A PF apura também suspeitas de vantagens indevidas e possíveis vínculos entre pessoas do entorno do senador e empresas relacionadas ao caso.
“O pedido de adiamento decorre exclusivamente do fato de ainda não ter sido viabilizado à defesa, por problemas técnicos (todos documentados), o acesso ao conteúdo da investigação, requerido no mesmo ato em que a data foi indicada, há quase um mês”, informou o advogado de defesa do senador.
A defesa sustenta que Jaques Wagner pretende depor, mas apenas após ter acesso ao que efetivamente está sendo investigado.
Intimado pela PF em 21 de julho, o parlamentar nega irregularidades. Por determinação do ministro André Mendonça, do Supremo Tribunal Federal (STF), ele também foi alvo de buscas e de medida de restrição de atividades econômicas.
O senador Jaques Wagner (PT-BA) anunciou nesta quarta-feira (24), em suas redes sociais, que deixará a liderança do governo no Senado. Na nota, Wagner informa que a decisão foi tomada, em comum acordo, com o presidente Luiz Inácio Lula da Silva, com quem se reuniu hoje no Palácio da Alvorada.
"Acabei de ter uma ótima reunião com o Presidente @LulaOficial, uma conversa entre amigos, e decidimos, em comum acordo, que me afastarei da liderança do Governo no Senado Federal. Neste momento, minha prioridade absoluta é provar minha inocência e me dedicar à reeleição do presidente Lula e do governador Jerônimo Rodrigues, além da minha reeleição junto com Rui Costa para o Senado. Juntos, com humildade e muito trabalho, renovaremos nosso compromisso com o projeto coletivo que vem mudando a Bahia e o Brasil", diz o comunicado.

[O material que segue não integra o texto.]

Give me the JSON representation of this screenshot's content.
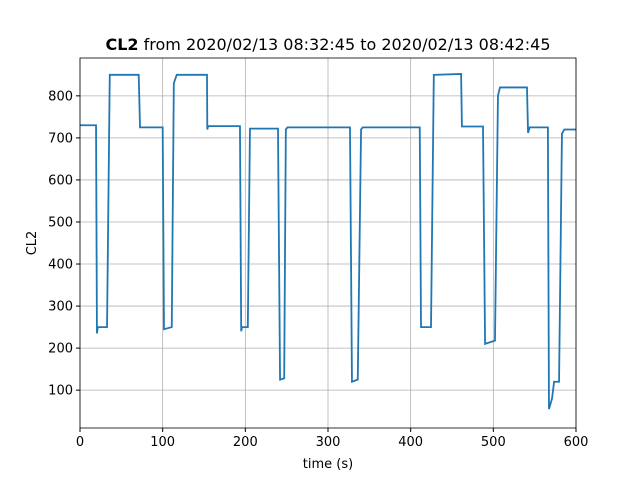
{
  "chart_data": {
    "type": "line",
    "title": [
      "CL2",
      "from 2020/02/13 08:32:45 to 2020/02/13 08:42:45"
    ],
    "xlabel": "time (s)",
    "ylabel": "CL2",
    "xlim": [
      0,
      600
    ],
    "ylim": [
      10,
      890
    ],
    "xticks": [
      0,
      100,
      200,
      300,
      400,
      500,
      600
    ],
    "yticks": [
      100,
      200,
      300,
      400,
      500,
      600,
      700,
      800
    ],
    "grid": true,
    "series": [
      {
        "name": "CL2",
        "color": "#1f77b4",
        "x": [
          0,
          19.4,
          20.5,
          21.5,
          32.7,
          36,
          71,
          72.6,
          100,
          101.6,
          111,
          113.5,
          117,
          153.6,
          154,
          155,
          193.5,
          195,
          196,
          203,
          205.6,
          239.5,
          242,
          247,
          249,
          251,
          326.6,
          329,
          336,
          340,
          342,
          411,
          412.5,
          424.6,
          428,
          461,
          462,
          487.5,
          490,
          502,
          505.6,
          508,
          540.7,
          542,
          544,
          566,
          567.3,
          571,
          573.5,
          579.5,
          583,
          586,
          600
        ],
        "values": [
          730,
          730,
          235,
          250,
          250,
          850,
          850,
          725,
          725,
          245,
          250,
          830,
          850,
          850,
          720,
          728,
          728,
          240,
          250,
          250,
          722,
          722,
          125,
          128,
          720,
          725,
          725,
          120,
          125,
          720,
          725,
          725,
          250,
          250,
          850,
          852,
          727,
          727,
          210,
          218,
          800,
          820,
          820,
          712,
          725,
          725,
          55,
          80,
          120,
          120,
          710,
          720,
          720
        ]
      }
    ]
  }
}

No dia 18 de junho, a Polícia Federal realizou ação de busca e apreensão nas residências do senador em Brasília e Salvador. Os agentes acusam Jaques Wagner de ter recebido vantagens do banqueiro Augusto Ferreira Lima, ex-sócio do Banco Master.
Em entrevista à Band News no mesmo dia, Wagner negou irregularidades e afirmou estar "absolutamente tranquilo" em relação à investigação.